Scottish-born Afzal Khan is accused of $1.5m supercar fraud

FBI's most wanted 'white collar criminal' arrested in Abu Dhabi

Scottish-born Afzal Khan, also known as Bobby Khan, had been on the FBI’s most wanted ‘white collar criminals’ list for five years.


The former owner of a car dealership in America, accused of a $1.5 million fraud involving super cars including Lamborghinis, Porsches and Rolls Royces, has been arrested by the FBI in the UAE.

Scottish-born Afzal Khan, also known as Bobby Khan, had been on the FBI’s most wanted ‘white collar criminals’ list for five years.

He was apprehended in Abu Dhabi on Monday and flown back to New Jersey where he will face trial.

In 2015, the 37-year-old was charged with five counts of wire fraud. He is said to have fraudulently obtained 21 loans totalling more than $1.5m, but has been on the run ever since.

Special Agent in Charge, Gregory W Ehrie, of the FBI’s Newark field office, said: “Mr Khan came to the sobering reality that he could not outrun the FBI.

“People who flee to other countries to avoid prosecution only delay the inevitable and live every day with the knowledge that we are still in pursuit. Mr Khan obviously reached the conclusion that it wasn’t worth it.

“The Newark field office would like to thank the dedicated members of law enforcement whose hard work and determination forced the hand of this fugitive and will now bring him to justice.”

Dealership

The case surrounds Khan’s car dealership, Emporio Motor Company. It is alleged he obtained loans from the auto finance division of a large bank for cars that he never delivered, but for which the purchaser was still responsible.

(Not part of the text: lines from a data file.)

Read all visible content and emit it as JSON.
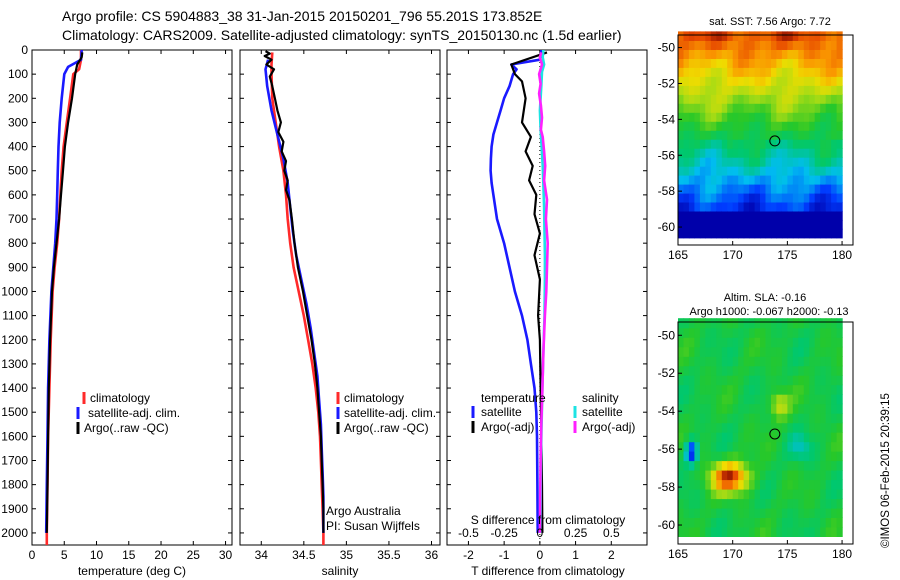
{
  "titles": {
    "line1": "Argo profile: CS 5904883_38 31-Jan-2015 20150201_796 55.201S 173.852E",
    "line2": "Climatology: CARS2009. Satellite-adjusted climatology: synTS_20150130.nc (1.5d earlier)"
  },
  "colors": {
    "red": "#ff2a2a",
    "blue": "#1a1aff",
    "black": "#000000",
    "cyan": "#1de3e3",
    "magenta": "#ff20ff"
  },
  "chart_data": [
    {
      "type": "line",
      "panel": "temperature",
      "xlabel": "temperature (deg C)",
      "ylabel": "",
      "xlim": [
        0,
        31
      ],
      "ylim": [
        2050,
        0
      ],
      "xticks": [
        0,
        5,
        10,
        15,
        20,
        25,
        30
      ],
      "yticks": [
        0,
        100,
        200,
        300,
        400,
        500,
        600,
        700,
        800,
        900,
        1000,
        1100,
        1200,
        1300,
        1400,
        1500,
        1600,
        1700,
        1800,
        1900,
        2000
      ],
      "legend": [
        "climatology",
        "satellite-adj. clim.",
        "Argo(..raw -QC)"
      ],
      "series": [
        {
          "name": "climatology",
          "color": "red",
          "points": [
            [
              7.6,
              0
            ],
            [
              7.6,
              40
            ],
            [
              7.3,
              80
            ],
            [
              6.4,
              100
            ],
            [
              5.9,
              200
            ],
            [
              5.4,
              300
            ],
            [
              4.9,
              400
            ],
            [
              4.6,
              500
            ],
            [
              4.4,
              600
            ],
            [
              4.2,
              700
            ],
            [
              3.9,
              800
            ],
            [
              3.5,
              900
            ],
            [
              3.2,
              1000
            ],
            [
              2.9,
              1200
            ],
            [
              2.7,
              1400
            ],
            [
              2.5,
              1600
            ],
            [
              2.4,
              1800
            ],
            [
              2.3,
              2000
            ],
            [
              2.3,
              2050
            ]
          ]
        },
        {
          "name": "satellite-adj. clim.",
          "color": "blue",
          "points": [
            [
              7.7,
              0
            ],
            [
              7.6,
              40
            ],
            [
              5.6,
              70
            ],
            [
              5.0,
              100
            ],
            [
              4.6,
              200
            ],
            [
              4.3,
              300
            ],
            [
              4.1,
              400
            ],
            [
              4.0,
              500
            ],
            [
              3.9,
              600
            ],
            [
              3.8,
              700
            ],
            [
              3.6,
              800
            ],
            [
              3.3,
              900
            ],
            [
              3.0,
              1000
            ],
            [
              2.7,
              1200
            ],
            [
              2.5,
              1400
            ],
            [
              2.4,
              1600
            ],
            [
              2.3,
              1800
            ],
            [
              2.2,
              2000
            ]
          ]
        },
        {
          "name": "Argo(..raw -QC)",
          "color": "black",
          "points": [
            [
              7.8,
              10
            ],
            [
              7.7,
              30
            ],
            [
              7.0,
              60
            ],
            [
              6.7,
              100
            ],
            [
              6.2,
              200
            ],
            [
              5.6,
              300
            ],
            [
              5.1,
              400
            ],
            [
              4.8,
              500
            ],
            [
              4.5,
              600
            ],
            [
              4.2,
              700
            ],
            [
              3.8,
              800
            ],
            [
              3.4,
              900
            ],
            [
              3.1,
              1000
            ],
            [
              2.8,
              1200
            ],
            [
              2.6,
              1400
            ],
            [
              2.5,
              1600
            ],
            [
              2.4,
              1800
            ],
            [
              2.3,
              2000
            ]
          ]
        }
      ]
    },
    {
      "type": "line",
      "panel": "salinity",
      "xlabel": "salinity",
      "xlim": [
        33.75,
        36.1
      ],
      "ylim": [
        2050,
        0
      ],
      "xticks": [
        34,
        34.5,
        35,
        35.5,
        36
      ],
      "legend": [
        "climatology",
        "satellite-adj. clim.",
        "Argo(..raw -QC)"
      ],
      "annotations": [
        "Argo Australia",
        "PI: Susan Wijffels"
      ],
      "series": [
        {
          "name": "climatology",
          "color": "red",
          "points": [
            [
              34.13,
              10
            ],
            [
              34.12,
              60
            ],
            [
              34.12,
              100
            ],
            [
              34.13,
              200
            ],
            [
              34.17,
              300
            ],
            [
              34.21,
              400
            ],
            [
              34.26,
              500
            ],
            [
              34.29,
              600
            ],
            [
              34.31,
              700
            ],
            [
              34.34,
              800
            ],
            [
              34.38,
              900
            ],
            [
              34.44,
              1000
            ],
            [
              34.5,
              1100
            ],
            [
              34.55,
              1200
            ],
            [
              34.6,
              1300
            ],
            [
              34.64,
              1400
            ],
            [
              34.67,
              1500
            ],
            [
              34.69,
              1600
            ],
            [
              34.7,
              1700
            ],
            [
              34.71,
              1800
            ],
            [
              34.72,
              1900
            ],
            [
              34.73,
              2000
            ],
            [
              34.73,
              2050
            ]
          ]
        },
        {
          "name": "satellite-adj. clim.",
          "color": "blue",
          "points": [
            [
              34.08,
              40
            ],
            [
              34.05,
              80
            ],
            [
              34.07,
              150
            ],
            [
              34.12,
              250
            ],
            [
              34.19,
              350
            ],
            [
              34.26,
              450
            ],
            [
              34.31,
              550
            ],
            [
              34.34,
              650
            ],
            [
              34.37,
              750
            ],
            [
              34.41,
              850
            ],
            [
              34.47,
              950
            ],
            [
              34.53,
              1050
            ],
            [
              34.58,
              1150
            ],
            [
              34.62,
              1250
            ],
            [
              34.66,
              1350
            ],
            [
              34.68,
              1450
            ],
            [
              34.7,
              1550
            ],
            [
              34.71,
              1650
            ],
            [
              34.72,
              1750
            ],
            [
              34.73,
              1850
            ],
            [
              34.73,
              2000
            ]
          ]
        },
        {
          "name": "Argo(..raw -QC)",
          "color": "black",
          "points": [
            [
              34.05,
              5
            ],
            [
              34.1,
              15
            ],
            [
              34.04,
              25
            ],
            [
              34.12,
              40
            ],
            [
              34.06,
              60
            ],
            [
              34.15,
              80
            ],
            [
              34.1,
              110
            ],
            [
              34.13,
              150
            ],
            [
              34.16,
              200
            ],
            [
              34.19,
              250
            ],
            [
              34.23,
              300
            ],
            [
              34.2,
              340
            ],
            [
              34.26,
              380
            ],
            [
              34.24,
              420
            ],
            [
              34.29,
              460
            ],
            [
              34.27,
              500
            ],
            [
              34.31,
              540
            ],
            [
              34.29,
              580
            ],
            [
              34.33,
              620
            ],
            [
              34.36,
              700
            ],
            [
              34.39,
              800
            ],
            [
              34.43,
              900
            ],
            [
              34.49,
              1000
            ],
            [
              34.54,
              1100
            ],
            [
              34.59,
              1200
            ],
            [
              34.63,
              1300
            ],
            [
              34.66,
              1400
            ],
            [
              34.68,
              1500
            ],
            [
              34.7,
              1600
            ],
            [
              34.71,
              1700
            ],
            [
              34.72,
              1800
            ],
            [
              34.73,
              1900
            ],
            [
              34.73,
              2000
            ]
          ]
        }
      ]
    },
    {
      "type": "line",
      "panel": "difference",
      "xlabel": "T difference from climatology",
      "xlabel2": "S difference from climatology",
      "xlim": [
        -2.6,
        3.0
      ],
      "ylim": [
        2050,
        0
      ],
      "xticks": [
        -2,
        -1,
        0,
        1,
        2
      ],
      "xticks2": [
        "-0.5",
        "-0.25",
        "0",
        "0.25",
        "0.5"
      ],
      "legend_headers": [
        "temperature",
        "salinity"
      ],
      "legend": [
        "satellite",
        "Argo(-adj)",
        "satellite",
        "Argo(-adj)"
      ],
      "series": [
        {
          "name": "T satellite",
          "color": "blue",
          "points": [
            [
              0.05,
              0
            ],
            [
              0.0,
              40
            ],
            [
              -0.8,
              60
            ],
            [
              -0.65,
              80
            ],
            [
              -0.75,
              100
            ],
            [
              -0.85,
              150
            ],
            [
              -1.0,
              200
            ],
            [
              -1.1,
              250
            ],
            [
              -1.2,
              300
            ],
            [
              -1.3,
              350
            ],
            [
              -1.35,
              400
            ],
            [
              -1.37,
              450
            ],
            [
              -1.38,
              500
            ],
            [
              -1.35,
              550
            ],
            [
              -1.3,
              600
            ],
            [
              -1.2,
              700
            ],
            [
              -1.0,
              800
            ],
            [
              -0.85,
              900
            ],
            [
              -0.7,
              1000
            ],
            [
              -0.5,
              1100
            ],
            [
              -0.35,
              1200
            ],
            [
              -0.25,
              1300
            ],
            [
              -0.15,
              1400
            ],
            [
              -0.1,
              1500
            ],
            [
              -0.08,
              1600
            ],
            [
              -0.07,
              1800
            ],
            [
              -0.06,
              2000
            ]
          ]
        },
        {
          "name": "T Argo(-adj)",
          "color": "black",
          "points": [
            [
              0.2,
              10
            ],
            [
              -0.8,
              60
            ],
            [
              -0.7,
              100
            ],
            [
              -0.5,
              130
            ],
            [
              -0.4,
              200
            ],
            [
              -0.5,
              300
            ],
            [
              -0.25,
              360
            ],
            [
              -0.4,
              420
            ],
            [
              -0.2,
              480
            ],
            [
              -0.3,
              540
            ],
            [
              -0.1,
              600
            ],
            [
              -0.15,
              680
            ],
            [
              0.0,
              760
            ],
            [
              -0.15,
              850
            ],
            [
              0.0,
              950
            ],
            [
              -0.05,
              1100
            ],
            [
              0.0,
              1200
            ],
            [
              0.02,
              1400
            ],
            [
              0.04,
              1600
            ],
            [
              0.06,
              1800
            ],
            [
              0.07,
              2000
            ]
          ]
        },
        {
          "name": "S satellite",
          "color": "cyan",
          "points": [
            [
              0.1,
              0
            ],
            [
              0.08,
              30
            ],
            [
              0.12,
              60
            ],
            [
              0.06,
              90
            ],
            [
              0.04,
              150
            ],
            [
              0.0,
              250
            ],
            [
              0.02,
              330
            ],
            [
              0.05,
              400
            ],
            [
              0.08,
              480
            ],
            [
              0.1,
              560
            ],
            [
              0.12,
              650
            ],
            [
              0.13,
              750
            ],
            [
              0.14,
              850
            ],
            [
              0.14,
              950
            ],
            [
              0.13,
              1100
            ],
            [
              0.1,
              1250
            ],
            [
              0.07,
              1400
            ],
            [
              0.05,
              1550
            ],
            [
              0.03,
              1700
            ],
            [
              0.02,
              1900
            ],
            [
              0.01,
              2000
            ]
          ]
        },
        {
          "name": "S Argo(-adj)",
          "color": "magenta",
          "points": [
            [
              0.04,
              10
            ],
            [
              0.0,
              30
            ],
            [
              0.06,
              60
            ],
            [
              -0.02,
              100
            ],
            [
              0.02,
              140
            ],
            [
              -0.02,
              180
            ],
            [
              0.03,
              230
            ],
            [
              0.06,
              280
            ],
            [
              0.03,
              330
            ],
            [
              0.08,
              360
            ],
            [
              0.12,
              420
            ],
            [
              0.15,
              480
            ],
            [
              0.12,
              540
            ],
            [
              0.2,
              620
            ],
            [
              0.17,
              700
            ],
            [
              0.22,
              800
            ],
            [
              0.2,
              900
            ],
            [
              0.18,
              1000
            ],
            [
              0.14,
              1100
            ],
            [
              0.1,
              1250
            ],
            [
              0.07,
              1400
            ],
            [
              0.04,
              1550
            ],
            [
              0.02,
              1700
            ],
            [
              0.01,
              1850
            ],
            [
              0.0,
              2000
            ]
          ]
        }
      ]
    },
    {
      "type": "heatmap",
      "panel": "sst_map",
      "title": "sat. SST: 7.56 Argo: 7.72",
      "xlim": [
        165,
        181
      ],
      "ylim": [
        -61,
        -49.3
      ],
      "xticks": [
        165,
        170,
        175,
        180
      ],
      "yticks": [
        -50,
        -52,
        -54,
        -56,
        -58,
        -60
      ],
      "marker": {
        "lon": 173.852,
        "lat": -55.201
      }
    },
    {
      "type": "heatmap",
      "panel": "sla_map",
      "title": "Altim. SLA: -0.16",
      "subtitle": "Argo h1000: -0.067 h2000: -0.13",
      "xlim": [
        165,
        181
      ],
      "ylim": [
        -61,
        -49.3
      ],
      "xticks": [
        165,
        170,
        175,
        180
      ],
      "yticks": [
        -50,
        -52,
        -54,
        -56,
        -58,
        -60
      ],
      "marker": {
        "lon": 173.852,
        "lat": -55.201
      }
    }
  ],
  "stamp": "©IMOS 06-Feb-2015 20:39:15"
}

Khan, who has previously starred in US reality series ‘The Real Housewives of New Jersey’, obtained loans from the victim bank for cars that were delivered, but for which neither he nor Emporio had the title. The purchasers of these cars were liable for the loans, but could not register the cars.

He also offered to sell cars for individuals on consignment but thereafter did not return the cars or provide any money to the purchaser from the sale of the car.

Each count of wire fraud is punishable by a maximum potential penalty of 20 years in prison and a fine of the greater of $250,000.